Over the past five years her and her husband have been married, they have been given opportunities to go — to move to another country and live that extraordinary life they imagined. For one reason or another, they found themselves back in the South, her husband working and her being a stay at home mom. She’s struggled, and I’ve watched her struggle through what it means to do something important. When they got married, their pastor told them, “God is not looking for His children to do radical things, He is looking for His children to be faithful.” It sounds nice, doesn’t it? Faithfulness sounds like a beautiful thing, but the reality of faithfulness is that it’s difficult when you don’t always see how your actions are impacting the world. And it's hard when a lot of people don’t notice what you do. And it's tough when every day looks the same and you pour yet another cup of coffee just to give you the energy to pick up the kid’s toys and try to be a good mom.
Acts of service and love are easy when there is an audience watching because it feeds our pride. There’s a deep desire in us to be recognized for the good we do. Being a mom is about doing acts of service and love all the time. It's about doing the hard thing, and sacrificing your own desires, because in doing so, it benefits your children, oftentimes in the most unglamorous and unrecognized ways.
Over the last five years, a shift has occurred. Before, she believed that serving God meant anything but living a normal life. She believed that to live a meaningful life, she had to move to Cambodia and live in another culture. But as she’s held her son’s hand and snuggled her baby girl, she’s begun to realize that there is significance in what God has called her to here and now. She gets to shape those two little hearts and minds. She is the first person who will speak truth to them. She’s the one who gets to tell them what is right and wrong. She’s the one who will tell them that the sky is blue and the grass is green. She is their first teacher, confidant, friend, and example of what real love looks like. She isn’t waiting for her life to start — her life is now.

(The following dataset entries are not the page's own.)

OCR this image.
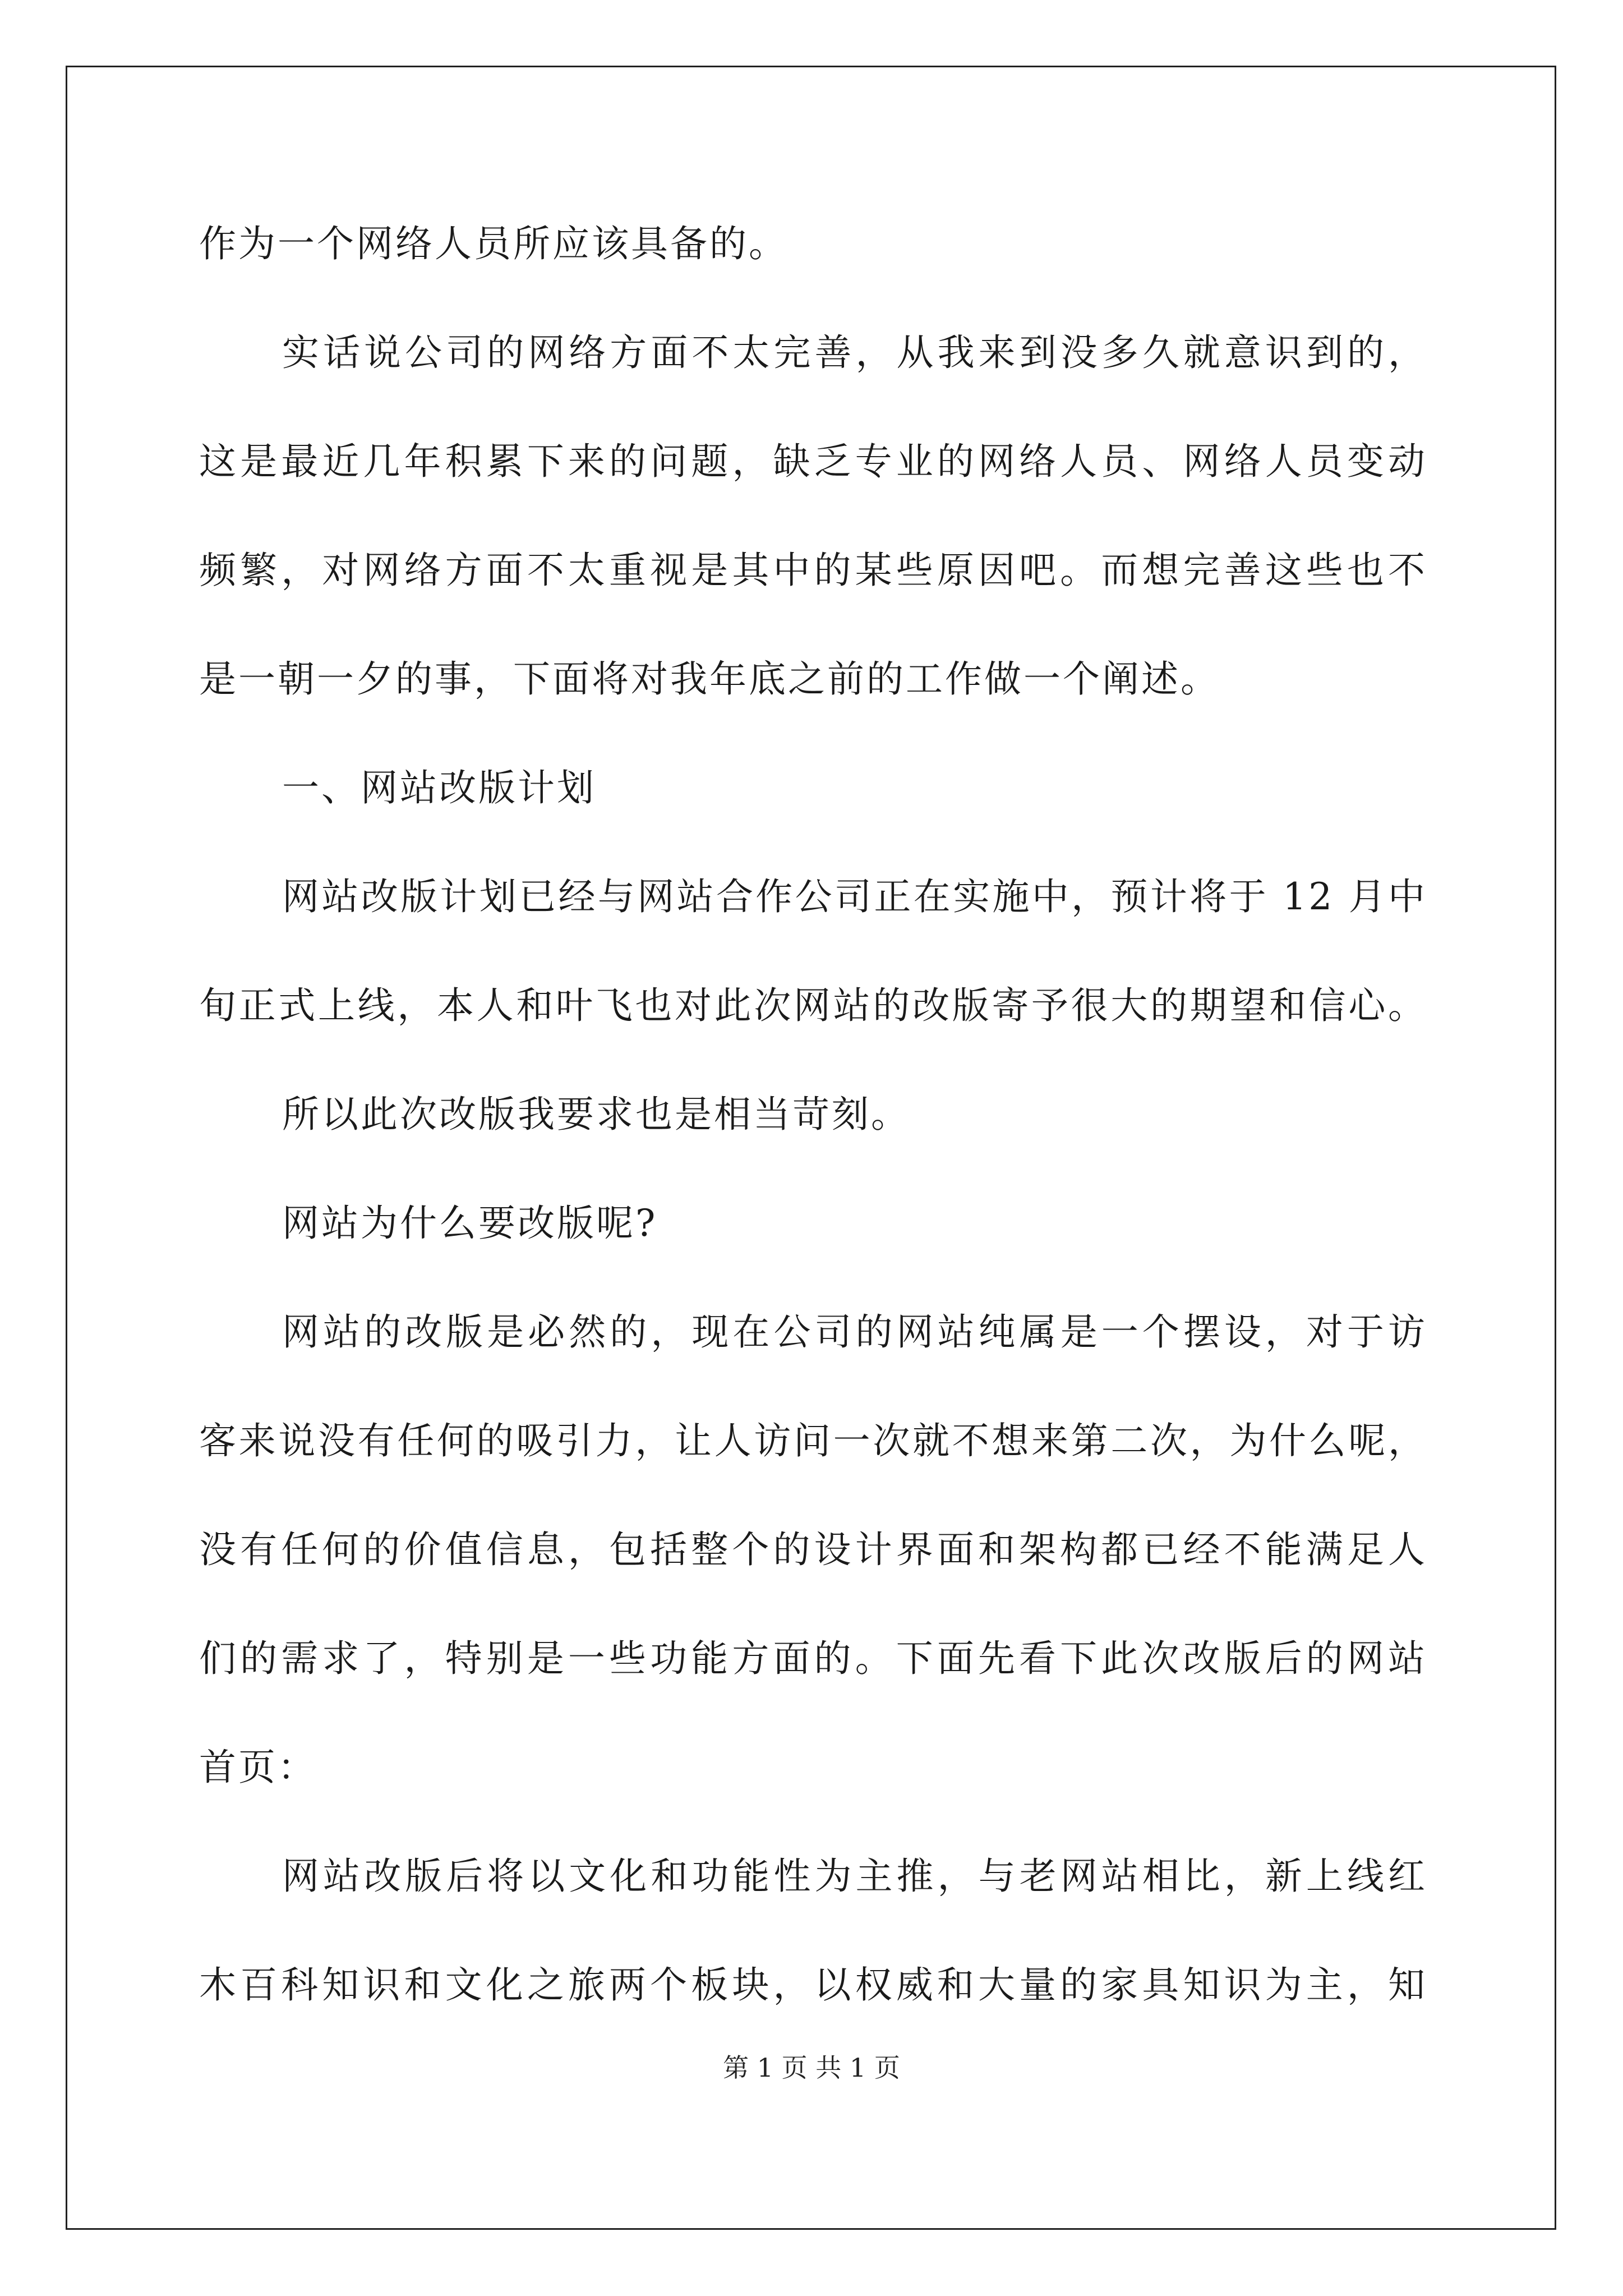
作为一个网络人员所应该具备的。
实话说公司的网络方面不太完善，从我来到没多久就意识到的，
这是最近几年积累下来的问题，缺乏专业的网络人员、网络人员变动
频繁，对网络方面不太重视是其中的某些原因吧。而想完善这些也不
是一朝一夕的事，下面将对我年底之前的工作做一个阐述。
一、网站改版计划
网站改版计划已经与网站合作公司正在实施中，预计将于 12 月中
旬正式上线，本人和叶飞也对此次网站的改版寄予很大的期望和信心。
所以此次改版我要求也是相当苛刻。
网站为什么要改版呢?
网站的改版是必然的，现在公司的网站纯属是一个摆设，对于访
客来说没有任何的吸引力，让人访问一次就不想来第二次，为什么呢，
没有任何的价值信息，包括整个的设计界面和架构都已经不能满足人
们的需求了，特别是一些功能方面的。下面先看下此次改版后的网站
首页：
网站改版后将以文化和功能性为主推，与老网站相比，新上线红
木百科知识和文化之旅两个板块，以权威和大量的家具知识为主，知
第 1 页 共 1 页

And at the end of the day, there’s a mundane to be found in everyone’s walk of life. She admits to having romanticized the missional living she so desired. What’s important, she says, isn’t deciding that being a stay at home mom is a great thing, but that it’s the right thing for her — it’s the thing she is called to do. Being faithful here with her two kids and husband might not be the radical life she once imagined, but it’s the life she’s been handed, and I don’t think she’d have it any other way.